On 2006-09-12 22:17:15 +0530, Shriramana Sharma wrote:
> i am totally confused about the numbers taking place in package names.
> Only one set of numbers is obviously the product version number. I
> don't understand what the others are. Here are some examples;
> 
> 1. In libstdc++6-4.1-dev, I understand that 4.1 is the so-called
> version number. But what does 6 mean? I have seen a file called
> libstdc++.so.6 -- is this 6 and that 6 the same? What is its meaning?

Yes, both 6 are the same, it denotes the so version of the library.
It is good practice to include the so version into the package name to
let an old and a new version to be co-installable.

> 2. In mysql-common_5.0.22-0ubuntu6.06.2_all.deb, 5.0.22 is the version
> number.
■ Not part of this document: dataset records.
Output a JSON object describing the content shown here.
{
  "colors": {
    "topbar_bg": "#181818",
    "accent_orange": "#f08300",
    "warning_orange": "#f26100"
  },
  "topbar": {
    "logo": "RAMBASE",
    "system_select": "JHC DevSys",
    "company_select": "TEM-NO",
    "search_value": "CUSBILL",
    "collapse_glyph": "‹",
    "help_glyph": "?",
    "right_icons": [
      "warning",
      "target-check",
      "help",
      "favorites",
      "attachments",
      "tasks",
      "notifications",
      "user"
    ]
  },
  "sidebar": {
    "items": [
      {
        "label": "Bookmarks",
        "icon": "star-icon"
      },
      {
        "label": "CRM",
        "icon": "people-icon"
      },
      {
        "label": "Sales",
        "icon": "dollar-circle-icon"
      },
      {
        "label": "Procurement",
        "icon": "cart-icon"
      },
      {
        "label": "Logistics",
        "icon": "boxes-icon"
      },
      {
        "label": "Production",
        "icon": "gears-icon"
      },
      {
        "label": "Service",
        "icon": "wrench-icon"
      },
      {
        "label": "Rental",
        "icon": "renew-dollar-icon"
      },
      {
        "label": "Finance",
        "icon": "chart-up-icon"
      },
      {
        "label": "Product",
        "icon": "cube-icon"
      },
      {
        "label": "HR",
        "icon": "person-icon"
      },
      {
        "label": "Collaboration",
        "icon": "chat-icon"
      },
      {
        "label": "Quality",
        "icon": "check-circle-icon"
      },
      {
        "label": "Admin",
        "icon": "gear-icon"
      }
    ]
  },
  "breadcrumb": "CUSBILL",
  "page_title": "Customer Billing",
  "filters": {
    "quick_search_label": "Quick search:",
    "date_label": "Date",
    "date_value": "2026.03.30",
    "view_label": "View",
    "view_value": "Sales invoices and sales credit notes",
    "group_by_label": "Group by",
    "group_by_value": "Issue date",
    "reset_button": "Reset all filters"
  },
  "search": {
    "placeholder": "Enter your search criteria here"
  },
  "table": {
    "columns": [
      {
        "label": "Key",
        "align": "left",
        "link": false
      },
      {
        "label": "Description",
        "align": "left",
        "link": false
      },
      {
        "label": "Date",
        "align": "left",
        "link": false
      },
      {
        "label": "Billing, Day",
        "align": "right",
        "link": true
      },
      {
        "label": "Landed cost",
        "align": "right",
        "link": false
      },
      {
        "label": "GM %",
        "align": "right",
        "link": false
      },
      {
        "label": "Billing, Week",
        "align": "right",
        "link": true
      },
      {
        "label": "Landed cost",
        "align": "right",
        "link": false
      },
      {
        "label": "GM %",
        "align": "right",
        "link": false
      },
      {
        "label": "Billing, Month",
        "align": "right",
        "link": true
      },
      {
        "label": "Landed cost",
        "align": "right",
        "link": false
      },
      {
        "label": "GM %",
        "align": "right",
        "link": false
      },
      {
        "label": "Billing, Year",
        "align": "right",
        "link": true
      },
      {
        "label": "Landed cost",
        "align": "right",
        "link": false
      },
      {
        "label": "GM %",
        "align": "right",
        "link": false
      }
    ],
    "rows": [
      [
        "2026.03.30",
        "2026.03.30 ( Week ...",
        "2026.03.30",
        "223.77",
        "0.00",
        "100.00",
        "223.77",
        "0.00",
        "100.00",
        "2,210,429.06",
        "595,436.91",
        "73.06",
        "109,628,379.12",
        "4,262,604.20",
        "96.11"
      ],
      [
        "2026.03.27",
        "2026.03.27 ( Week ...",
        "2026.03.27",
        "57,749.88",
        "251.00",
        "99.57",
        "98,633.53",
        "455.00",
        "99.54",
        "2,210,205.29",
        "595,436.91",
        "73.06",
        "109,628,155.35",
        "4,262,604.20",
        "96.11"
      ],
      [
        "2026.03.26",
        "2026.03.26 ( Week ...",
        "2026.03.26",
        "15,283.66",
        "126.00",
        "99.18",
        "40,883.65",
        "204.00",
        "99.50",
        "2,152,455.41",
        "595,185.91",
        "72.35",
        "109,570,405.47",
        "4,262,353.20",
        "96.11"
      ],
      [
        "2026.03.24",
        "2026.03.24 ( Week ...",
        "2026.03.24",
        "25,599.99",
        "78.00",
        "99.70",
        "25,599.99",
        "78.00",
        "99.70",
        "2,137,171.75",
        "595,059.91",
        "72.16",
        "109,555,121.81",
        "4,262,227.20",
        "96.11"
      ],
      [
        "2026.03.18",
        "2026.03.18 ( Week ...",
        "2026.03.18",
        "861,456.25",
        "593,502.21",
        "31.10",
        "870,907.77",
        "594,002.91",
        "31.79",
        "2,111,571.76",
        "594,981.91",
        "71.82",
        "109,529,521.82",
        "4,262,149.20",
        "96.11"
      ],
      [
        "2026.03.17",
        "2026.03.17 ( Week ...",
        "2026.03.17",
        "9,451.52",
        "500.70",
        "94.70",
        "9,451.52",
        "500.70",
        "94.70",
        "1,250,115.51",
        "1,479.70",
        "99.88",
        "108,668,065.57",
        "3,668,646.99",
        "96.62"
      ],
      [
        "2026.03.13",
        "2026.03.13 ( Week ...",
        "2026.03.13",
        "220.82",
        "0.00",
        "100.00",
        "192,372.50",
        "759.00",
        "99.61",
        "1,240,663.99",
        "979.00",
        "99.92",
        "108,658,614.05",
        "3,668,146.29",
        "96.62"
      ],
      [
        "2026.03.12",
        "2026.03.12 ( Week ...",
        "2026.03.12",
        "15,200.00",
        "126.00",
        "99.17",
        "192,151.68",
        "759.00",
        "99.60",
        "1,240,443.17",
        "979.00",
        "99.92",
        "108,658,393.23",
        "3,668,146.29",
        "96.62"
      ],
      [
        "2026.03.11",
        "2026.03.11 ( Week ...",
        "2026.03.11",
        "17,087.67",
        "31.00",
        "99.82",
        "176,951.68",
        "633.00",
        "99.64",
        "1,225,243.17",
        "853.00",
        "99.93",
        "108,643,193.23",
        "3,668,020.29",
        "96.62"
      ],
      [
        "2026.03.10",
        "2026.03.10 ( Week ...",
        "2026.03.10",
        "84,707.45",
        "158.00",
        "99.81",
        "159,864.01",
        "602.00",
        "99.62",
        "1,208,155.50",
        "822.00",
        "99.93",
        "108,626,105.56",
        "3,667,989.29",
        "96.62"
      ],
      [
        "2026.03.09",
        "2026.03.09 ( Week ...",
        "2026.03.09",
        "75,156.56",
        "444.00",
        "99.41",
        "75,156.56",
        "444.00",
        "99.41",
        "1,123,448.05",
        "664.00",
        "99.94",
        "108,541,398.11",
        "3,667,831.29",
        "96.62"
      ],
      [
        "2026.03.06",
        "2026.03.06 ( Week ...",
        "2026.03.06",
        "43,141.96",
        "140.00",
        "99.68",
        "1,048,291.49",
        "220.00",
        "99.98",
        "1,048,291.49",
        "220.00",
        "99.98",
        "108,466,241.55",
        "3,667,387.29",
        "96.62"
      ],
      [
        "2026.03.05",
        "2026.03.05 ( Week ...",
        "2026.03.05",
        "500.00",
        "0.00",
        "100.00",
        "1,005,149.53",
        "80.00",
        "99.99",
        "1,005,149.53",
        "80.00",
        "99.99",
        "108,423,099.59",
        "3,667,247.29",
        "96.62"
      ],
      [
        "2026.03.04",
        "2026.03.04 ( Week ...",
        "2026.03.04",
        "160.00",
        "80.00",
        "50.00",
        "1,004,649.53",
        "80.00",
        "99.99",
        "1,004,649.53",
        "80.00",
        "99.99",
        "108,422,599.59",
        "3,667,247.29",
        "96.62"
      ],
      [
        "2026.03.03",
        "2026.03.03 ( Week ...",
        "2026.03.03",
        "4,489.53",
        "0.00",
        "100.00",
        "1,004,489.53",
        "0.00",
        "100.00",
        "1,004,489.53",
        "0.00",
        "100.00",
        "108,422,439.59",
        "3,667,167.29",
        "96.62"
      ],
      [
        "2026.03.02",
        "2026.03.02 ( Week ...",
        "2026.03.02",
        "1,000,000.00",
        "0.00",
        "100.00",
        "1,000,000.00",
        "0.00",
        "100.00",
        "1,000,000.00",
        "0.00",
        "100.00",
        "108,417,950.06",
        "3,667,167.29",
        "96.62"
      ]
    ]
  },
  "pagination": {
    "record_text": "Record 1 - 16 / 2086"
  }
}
What is the 0 before ubuntu? 

The place of the 0 is the Debian revision of the package. If the
upstream version of a package in Ubuntu is newer than in Debian it gets
a 0 as revision as there exists no Debian package for this upstream
version yet.

> 4. In kgpg_4%3a3.5.2-0ubuntu8_i386.deb,
> dnsutils_1%253a9.3.2-2ubuntu1.1_i386.deb,
> xserver-xorg-core_1%253a1.0.2-0ubuntu10.4_i386.deb etc, some special
> characters are added and numbers placed before them. Also, the numbers
> after ubuntu here (8 and 1.1) are confusing.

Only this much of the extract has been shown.